Depuis quelques années, les hivers américains se révélent plus chauds et plus courts que par le passé, amenant moins de neige mais aussi moins de skieurs. Les responsables de la station de Snowbowl ont estimé que la seule réponse possible aux impacts négatifs - touristiquement et économiquement parlant - de ce changement climatique était de recourir à une ressource largement disponible sur place, à savoir les eaux usées.
Précision importante : ces eaux usées sont recyclées après avoir transité par plusieurs types de traitement. Leur qualité est jugée suffisante pour qu’elles puissent être réaffectées à d’autres usages qui ne nécessitent pas qu’elles soient potables. Selon le Service national des forêts, propriétaire des terrains où sont aménagées les pistes de ski, l’eau traitée est conforme aux normes les plus élevées, juste en dessous du niveau de qualité de l’eau potable. D’ailleurs elle est déjà abondamment et depuis longtemps utilisée pour l’arrosage des terrains de sport, des parcours de golf et des parcs municipaux.

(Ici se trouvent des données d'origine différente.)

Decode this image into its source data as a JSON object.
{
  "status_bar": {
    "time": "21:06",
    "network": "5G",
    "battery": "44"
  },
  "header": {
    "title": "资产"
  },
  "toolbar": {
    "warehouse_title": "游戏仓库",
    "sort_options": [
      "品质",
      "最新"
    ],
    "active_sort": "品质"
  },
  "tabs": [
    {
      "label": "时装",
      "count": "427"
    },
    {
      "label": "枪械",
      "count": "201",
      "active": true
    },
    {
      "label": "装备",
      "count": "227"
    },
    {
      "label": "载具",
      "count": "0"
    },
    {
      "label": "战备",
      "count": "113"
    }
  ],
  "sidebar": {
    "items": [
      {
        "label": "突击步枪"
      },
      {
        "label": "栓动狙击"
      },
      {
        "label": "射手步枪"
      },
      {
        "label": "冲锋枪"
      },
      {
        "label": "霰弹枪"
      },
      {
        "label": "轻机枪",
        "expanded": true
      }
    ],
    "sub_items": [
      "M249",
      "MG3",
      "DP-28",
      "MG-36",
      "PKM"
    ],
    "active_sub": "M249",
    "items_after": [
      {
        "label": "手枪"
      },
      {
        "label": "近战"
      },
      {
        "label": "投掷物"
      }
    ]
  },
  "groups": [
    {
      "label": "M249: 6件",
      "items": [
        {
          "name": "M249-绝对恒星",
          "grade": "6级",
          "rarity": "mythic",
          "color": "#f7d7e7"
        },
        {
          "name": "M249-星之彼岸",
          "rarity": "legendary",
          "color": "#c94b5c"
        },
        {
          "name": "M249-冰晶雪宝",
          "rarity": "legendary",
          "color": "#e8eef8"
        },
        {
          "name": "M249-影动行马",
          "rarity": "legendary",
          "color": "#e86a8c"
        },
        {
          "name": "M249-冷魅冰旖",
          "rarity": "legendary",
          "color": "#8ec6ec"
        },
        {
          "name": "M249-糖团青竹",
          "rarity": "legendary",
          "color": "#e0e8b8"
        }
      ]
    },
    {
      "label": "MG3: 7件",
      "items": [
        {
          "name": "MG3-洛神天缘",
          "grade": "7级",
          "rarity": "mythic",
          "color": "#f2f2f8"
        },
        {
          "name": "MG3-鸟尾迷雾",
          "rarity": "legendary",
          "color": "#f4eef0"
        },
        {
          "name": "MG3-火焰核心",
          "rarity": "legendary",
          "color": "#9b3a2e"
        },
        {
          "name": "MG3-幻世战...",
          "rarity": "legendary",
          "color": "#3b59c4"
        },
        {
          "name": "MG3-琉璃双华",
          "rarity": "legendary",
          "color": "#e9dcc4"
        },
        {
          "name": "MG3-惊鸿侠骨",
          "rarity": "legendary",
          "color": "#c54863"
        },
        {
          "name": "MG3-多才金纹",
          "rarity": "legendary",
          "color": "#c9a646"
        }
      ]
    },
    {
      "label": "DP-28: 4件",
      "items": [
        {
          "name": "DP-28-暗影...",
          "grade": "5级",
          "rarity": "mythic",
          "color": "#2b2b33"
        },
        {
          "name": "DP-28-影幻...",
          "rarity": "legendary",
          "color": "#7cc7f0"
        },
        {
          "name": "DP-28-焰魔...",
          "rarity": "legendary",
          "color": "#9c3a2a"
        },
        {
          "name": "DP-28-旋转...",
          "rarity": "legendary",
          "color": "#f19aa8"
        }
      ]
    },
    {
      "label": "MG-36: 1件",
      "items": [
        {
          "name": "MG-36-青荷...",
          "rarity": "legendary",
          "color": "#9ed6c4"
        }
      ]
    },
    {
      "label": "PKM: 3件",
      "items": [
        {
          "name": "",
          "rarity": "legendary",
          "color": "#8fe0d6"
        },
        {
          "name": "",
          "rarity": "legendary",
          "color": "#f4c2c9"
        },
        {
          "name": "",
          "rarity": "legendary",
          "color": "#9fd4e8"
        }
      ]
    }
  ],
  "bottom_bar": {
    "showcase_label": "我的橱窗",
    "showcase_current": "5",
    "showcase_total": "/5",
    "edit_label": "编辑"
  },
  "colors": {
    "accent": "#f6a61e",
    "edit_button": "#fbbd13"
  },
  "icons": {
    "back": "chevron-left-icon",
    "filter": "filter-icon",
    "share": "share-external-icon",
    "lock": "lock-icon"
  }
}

Dans deux articles publiés dans les pages et sur un blog du New York Times, Leslie MacMillan rappelle que cette décision n’a pas été prise sans polémique, puisque c’est au terme d’une saga judiciaire d’une dizaine d’années qu’une cour d’appel fédérale a finalement donné son feu vert à la station de Snowbowl. Une coalition d’organisations écologistes et de représentants de plusieurs tribus indiennes estime en effet que l’introduction de cette pratique constitue un véritable désastre à la fois environnemental et culturel. Parce que, d’une part, elle représente une menace environnementale pour une zone montagneuse fragile, pour la qualité des aquifères et pour la santé humaine, et que, d’autre part, elle est considérée par les communautés autochtones comme la profanation d’un espace quasi sacré. Des arguments finalement balayés par la justice.

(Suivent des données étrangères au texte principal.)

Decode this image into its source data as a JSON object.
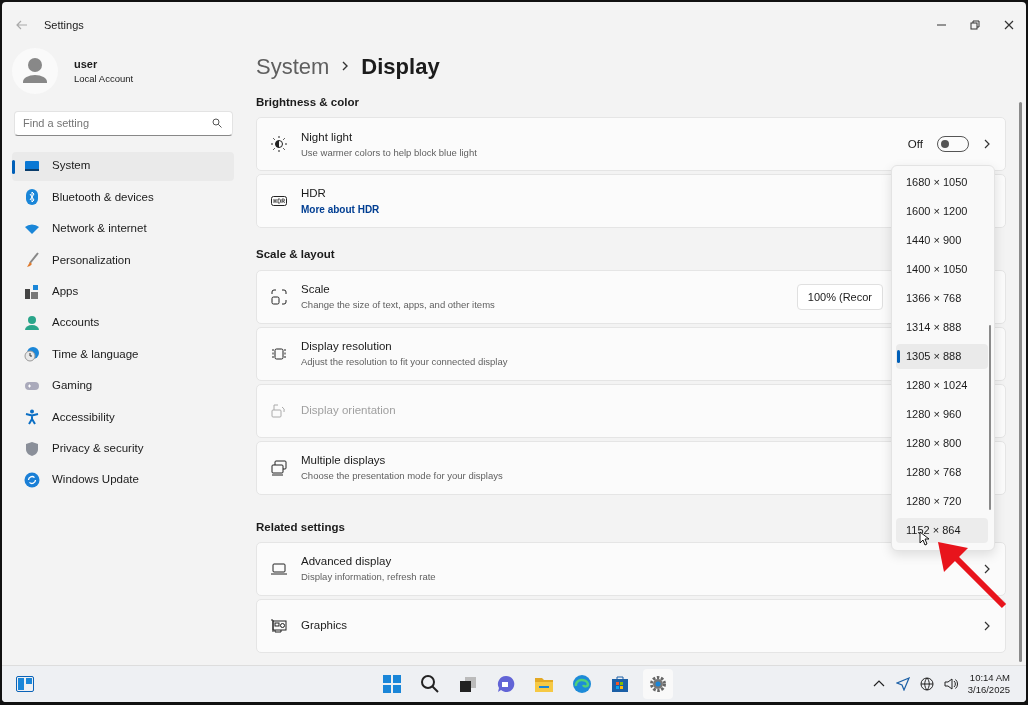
{
  "window": {
    "title": "Settings"
  },
  "user": {
    "name": "user",
    "account": "Local Account"
  },
  "search": {
    "placeholder": "Find a setting"
  },
  "sidebar": {
    "items": [
      {
        "label": "System",
        "selected": true
      },
      {
        "label": "Bluetooth & devices",
        "selected": false
      },
      {
        "label": "Network & internet",
        "selected": false
      },
      {
        "label": "Personalization",
        "selected": false
      },
      {
        "label": "Apps",
        "selected": false
      },
      {
        "label": "Accounts",
        "selected": false
      },
      {
        "label": "Time & language",
        "selected": false
      },
      {
        "label": "Gaming",
        "selected": false
      },
      {
        "label": "Accessibility",
        "selected": false
      },
      {
        "label": "Privacy & security",
        "selected": false
      },
      {
        "label": "Windows Update",
        "selected": false
      }
    ]
  },
  "breadcrumb": [
    "System",
    "Display"
  ],
  "sections": [
    {
      "title": "Brightness & color",
      "rows": [
        {
          "kind": "toggle",
          "title": "Night light",
          "description": "Use warmer colors to help block blue light",
          "state_label": "Off",
          "on": false,
          "chevron": true,
          "disabled": false
        },
        {
          "kind": "link",
          "title": "HDR",
          "link": "More about HDR",
          "chevron": false,
          "disabled": false
        }
      ]
    },
    {
      "title": "Scale & layout",
      "rows": [
        {
          "kind": "select",
          "title": "Scale",
          "description": "Change the size of text, apps, and other items",
          "value": "100% (Recor",
          "chevron": false,
          "disabled": false
        },
        {
          "kind": "plain",
          "title": "Display resolution",
          "description": "Adjust the resolution to fit your connected display",
          "chevron": false,
          "disabled": false
        },
        {
          "kind": "plain",
          "title": "Display orientation",
          "chevron": false,
          "disabled": true
        },
        {
          "kind": "plain",
          "title": "Multiple displays",
          "description": "Choose the presentation mode for your displays",
          "chevron": false,
          "disabled": false
        }
      ]
    },
    {
      "title": "Related settings",
      "rows": [
        {
          "kind": "plain",
          "title": "Advanced display",
          "description": "Display information, refresh rate",
          "chevron": true,
          "disabled": false
        },
        {
          "kind": "plain",
          "title": "Graphics",
          "chevron": true,
          "disabled": false
        }
      ]
    }
  ],
  "resolution_menu": {
    "options": [
      {
        "label": "1680 × 1050",
        "selected": false,
        "hovered": false
      },
      {
        "label": "1600 × 1200",
        "selected": false,
        "hovered": false
      },
      {
        "label": "1440 × 900",
        "selected": false,
        "hovered": false
      },
      {
        "label": "1400 × 1050",
        "selected": false,
        "hovered": false
      },
      {
        "label": "1366 × 768",
        "selected": false,
        "hovered": false
      },
      {
        "label": "1314 × 888",
        "selected": false,
        "hovered": false
      },
      {
        "label": "1305 × 888",
        "selected": true,
        "hovered": false
      },
      {
        "label": "1280 × 1024",
        "selected": false,
        "hovered": false
      },
      {
        "label": "1280 × 960",
        "selected": false,
        "hovered": false
      },
      {
        "label": "1280 × 800",
        "selected": false,
        "hovered": false
      },
      {
        "label": "1280 × 768",
        "selected": false,
        "hovered": false
      },
      {
        "label": "1280 × 720",
        "selected": false,
        "hovered": false
      },
      {
        "label": "1152 × 864",
        "selected": false,
        "hovered": true
      }
    ]
  },
  "taskbar": {
    "time": "10:14 AM",
    "date": "3/16/2025"
  }
}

N’empêche. Des scientifiques, à la demande des autorités locales, se sont penchés sur la question. Les eaux recyclées ne sont pas exemptes de traces infiniment petites (de l’ordre du nanogramme) de médicaments, produits chimiques et autres contaminants que l’on trouve d’ailleurs aussi dans les cours d’eau. Mais, dans ce domaine, les interrogations demeurent encore et toujours plus nombreuses que les réponses, en raison notamment de la complexité des interactions entre les différentes substances en cause : qu’en sera-t-il par exemple des impacts du gel et du dégel sur ces composés chimiques ou du développement de bactéries dans les tuyaux amenant les eaux recyclées aux canons à neige ?
Parmi les FAQ (questions les plus fréquentes posées par les internautes) inscrites sur le site web de la station de Snowbowl, on trouve celle-ci : "mes enfants vont-ils tomber malades s’ils mangent de la neige fabriquée à partir d’eaux usées traitées " ? La réponse est non : l’utilisation d’eau recyclée pour l’enneigement ne présente pas de risques pour la santé. Mais, est-il aussitôt précisé, "quiconque mange de la neige doit être conscient de ce qu’il peut avaler, car sur un domaine skiable, la neige peut être mise en contact avec des animaux, des déchets, des chaussures, de la salive, des produits pétroliers provenant des machines de damage des pistes, etc.". (Source : presse américaine)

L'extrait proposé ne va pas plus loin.